The prize, which was established in 2008 as a lifetime achievement award, honors “an American literary writer whose body of work is distinguished not only for its mastery of the art but also for its originality of thought and imagination,” and is presented annually by the Librarian of Congress at the National Book Festival.
Previous winners include Toni Morrison, Denis Johnson, Don DeLillo, Louise Erdrich, Marilynne Robinson, and Colson Whitehead.
“Jesmyn Ward’s literary vision continues to become more expansive and piercing, addressing urgent questions about racism and social injustice being voiced by Americans,” Librarian of Congress Carla Hayden said in a statement. “Jesmyn’s writing is precise yet magical, and I am pleased to recognize her contributions to literature with this prize.”

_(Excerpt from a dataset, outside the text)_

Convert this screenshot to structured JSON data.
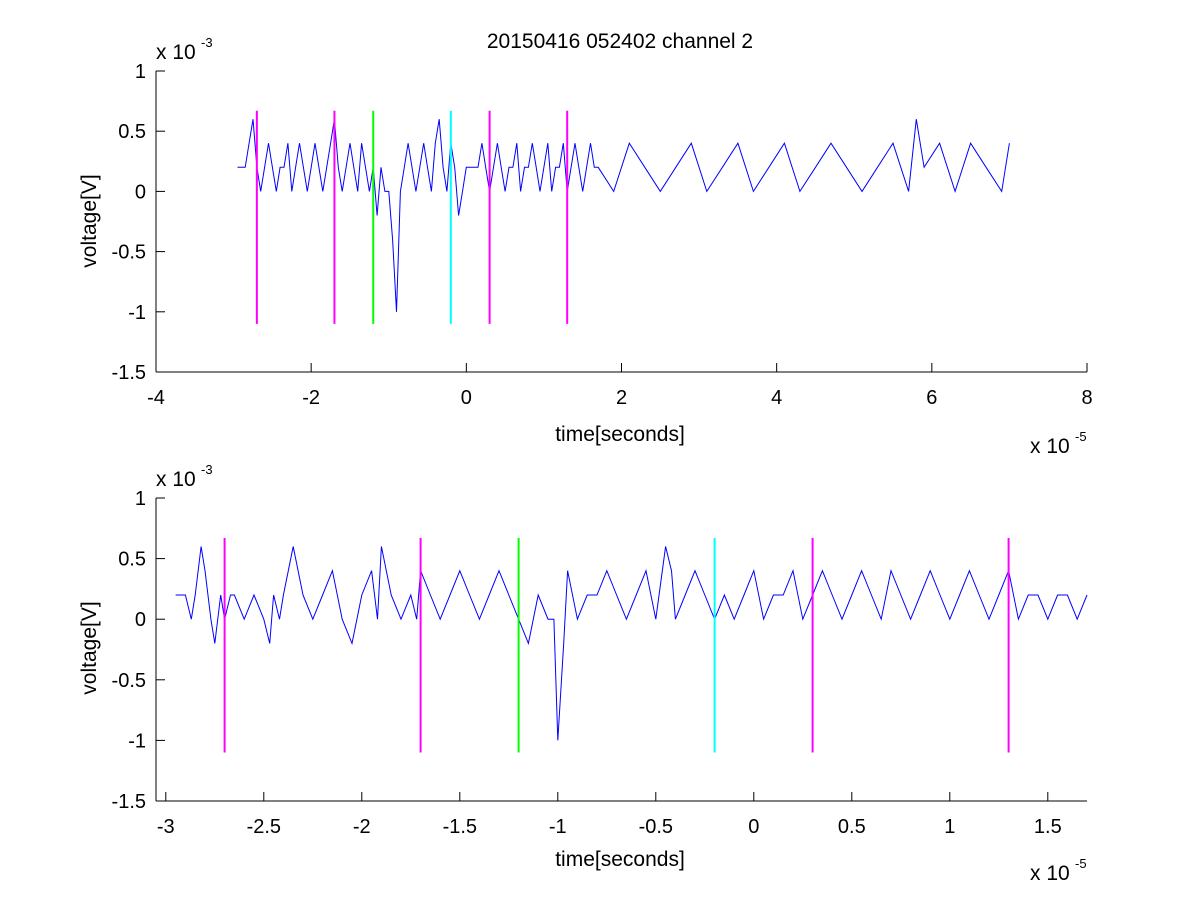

Ward, who received a MacArthur “Genius” Fellowship in 2017 and was a National Book Critics Circle finalist for her 2013 memoir Men We Reaped, lives in Mississippi and is a professor of creative writing at Tulane University.
“I am deeply honored to receive this award, not only because it aligns my work with legendary company, but because it also recognizes the difficulty and rigour of meeting America on the page, of appraising her as a lover would: clear-eyed, open-hearted, keen to empathize and connect,” Ward said. “This is our calling, and I am grateful for it.”